I would like to highlight that the moment where everything clicked for me is when it comes to my realisation that neural network is nothing more than just an abstract data structure, like a tree or graph which can be represented in memory using adjacency lists (a.k.a matrix and vectors). Ever since then, it made much more sense while writing the code for it myself. In terms of discovery, it is also the first time I ever wrote *Stochastic Gradient Descent (SGD)* and only then I realise how amazing it is that such big improvements only require such less code.

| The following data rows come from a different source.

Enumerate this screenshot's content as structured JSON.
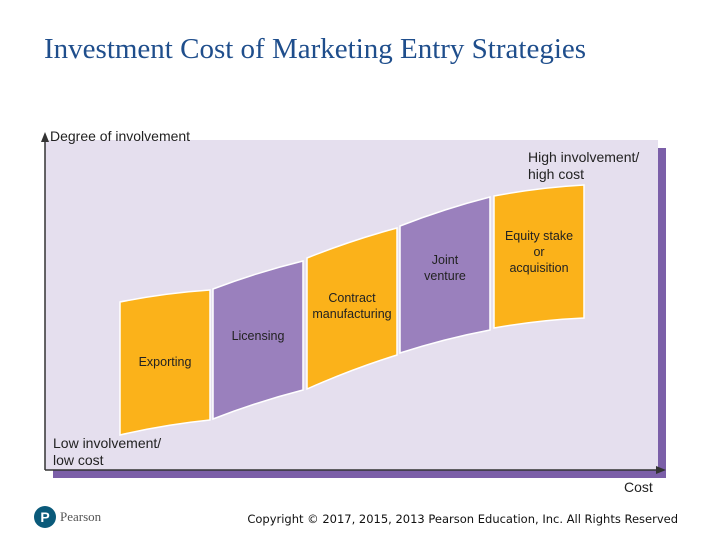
{
  "title": "Investment Cost of Marketing Entry Strategies",
  "diagram": {
    "y_axis_label": "Degree of involvement",
    "x_axis_label": "Cost",
    "high_label": [
      "High involvement/",
      "high cost"
    ],
    "low_label": [
      "Low involvement/",
      "low cost"
    ],
    "strategies": [
      {
        "lines": [
          "Exporting"
        ],
        "color": "#fbb21a"
      },
      {
        "lines": [
          "Licensing"
        ],
        "color": "#9a80bd"
      },
      {
        "lines": [
          "Contract",
          "manufacturing"
        ],
        "color": "#fbb21a"
      },
      {
        "lines": [
          "Joint",
          "venture"
        ],
        "color": "#9a80bd"
      },
      {
        "lines": [
          "Equity stake",
          "or",
          "acquisition"
        ],
        "color": "#fbb21a"
      }
    ],
    "colors": {
      "background": "#e5dfee",
      "shadow": "#7b5fa8",
      "orange": "#fbb21a",
      "purple": "#9a80bd"
    }
  },
  "footer": {
    "logo_letter": "P",
    "logo_text": "Pearson",
    "copyright": "Copyright © 2017, 2015, 2013 Pearson Education, Inc. All Rights Reserved"
  }
}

As for the letter recognition task, writing the code for it is not the challenging part but understanding what the model is doing and why it was not able to produce desired results is the key to deriving the final solution.
All in all, I really enjoyed doing the assignment despite the challenges and effort that I have put in, it helped me learn a lot and along the way I picked up knowledge not only in connectionist computing but also the ins and outs of solvinig linear algebra numerically in code.